Treatment with extended-release clonidine should be initiated with a single 0.1-mg tablet at bedtime and adjusted upward in increments of 0.1 mg/day at weekly intervals until the desired response is achieved (maximum dose, 0.4 mg/day). Doses should be taken twice a day, with either an equal or higher split dosage administered at bedtime.
A slower rate of up-titration is recommended when treating patients with severe coronary insufficiency, conduction disturbances, recent myocardial infarction, cerebrovascular disease, or chronic renal failure.
Because of the risk for hypotension/bradycardia, heart rate and blood pressure should be measured before initiation of therapy, following dose increases, and periodically thereafter. Patients should be advised to avoid becoming dehydrated or overheated.
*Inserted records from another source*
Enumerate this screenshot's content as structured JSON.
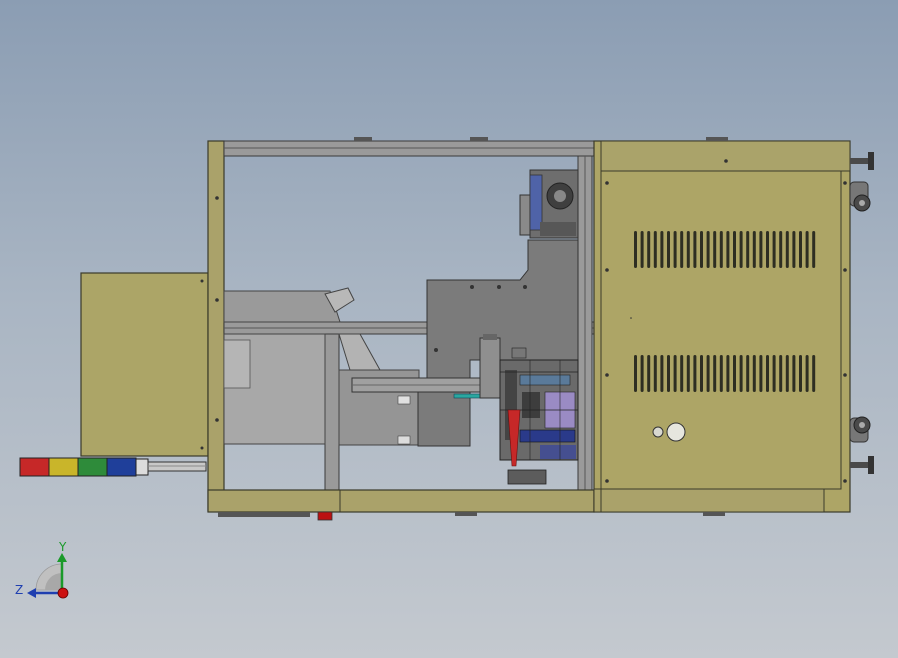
{
  "colors": {
    "frame": "#a9a06a",
    "panel": "#ada566",
    "frame_edge": "#3a3a2a",
    "mechanism_gray": "#7d7d7d",
    "mechanism_light": "#b0b0b0",
    "mechanism_dark": "#555555",
    "tower_red": "#c62828",
    "tower_yellow": "#c9b52a",
    "tower_green": "#2e8b3a",
    "tower_blue": "#1f3f9a",
    "axis_y": "#1a9a2a",
    "axis_z": "#1f3fb0",
    "origin": "#cc1111"
  },
  "view": {
    "description_icon": "triad-icon",
    "axes": {
      "y_label": "Y",
      "z_label": "Z"
    }
  },
  "machine": {
    "signal_tower_segments": [
      "red",
      "yellow",
      "green",
      "blue",
      "white"
    ],
    "vent_rows": 2,
    "vent_slots_per_row": 28
  }
}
Caution is advised with coadministration of antihypertensive drugs and agents known to affect sinus node function or atrioventricular nodal conduction, such as digitalis, calcium channel blockers, and β-blockers. Concomitant use of other clonidine products (eg, Catapres; Boehringer Ingelheim) should be avoided.
Extended-release clonidine may also cause somnolence or sedation — an effect augmented by concomitant use of central nervous system depressants, such as alcohol, barbiturates, and benzodiazepines. Patients should be warned against operating heavy equipment or driving until they know how the medication will affect them.
In patients who have developed localized contact sensitization or other allergic reactions to transdermal clonidine, substitution of oral clonidine may cause generalized rash, urticaria, or angioedema.
Abrupt discontinuation of clonidine use can lead to withdrawal symptoms; dosage should be slowly titrated in decrements of no more than 0.1 mg every 3 to 7 days.
The FDA notes that long-term efficacy (>5 weeks) of extended-release clonidine has not been systematically evaluated in clinical trials and recommends periodic assessment of the drug’s usefulness during maintenance therapy. This drug has also not been studied in children younger than 6 years.
Extended-release clonidine tablets previously were approved for the treatment of hypertension (Jenloga; Shionogi Inc).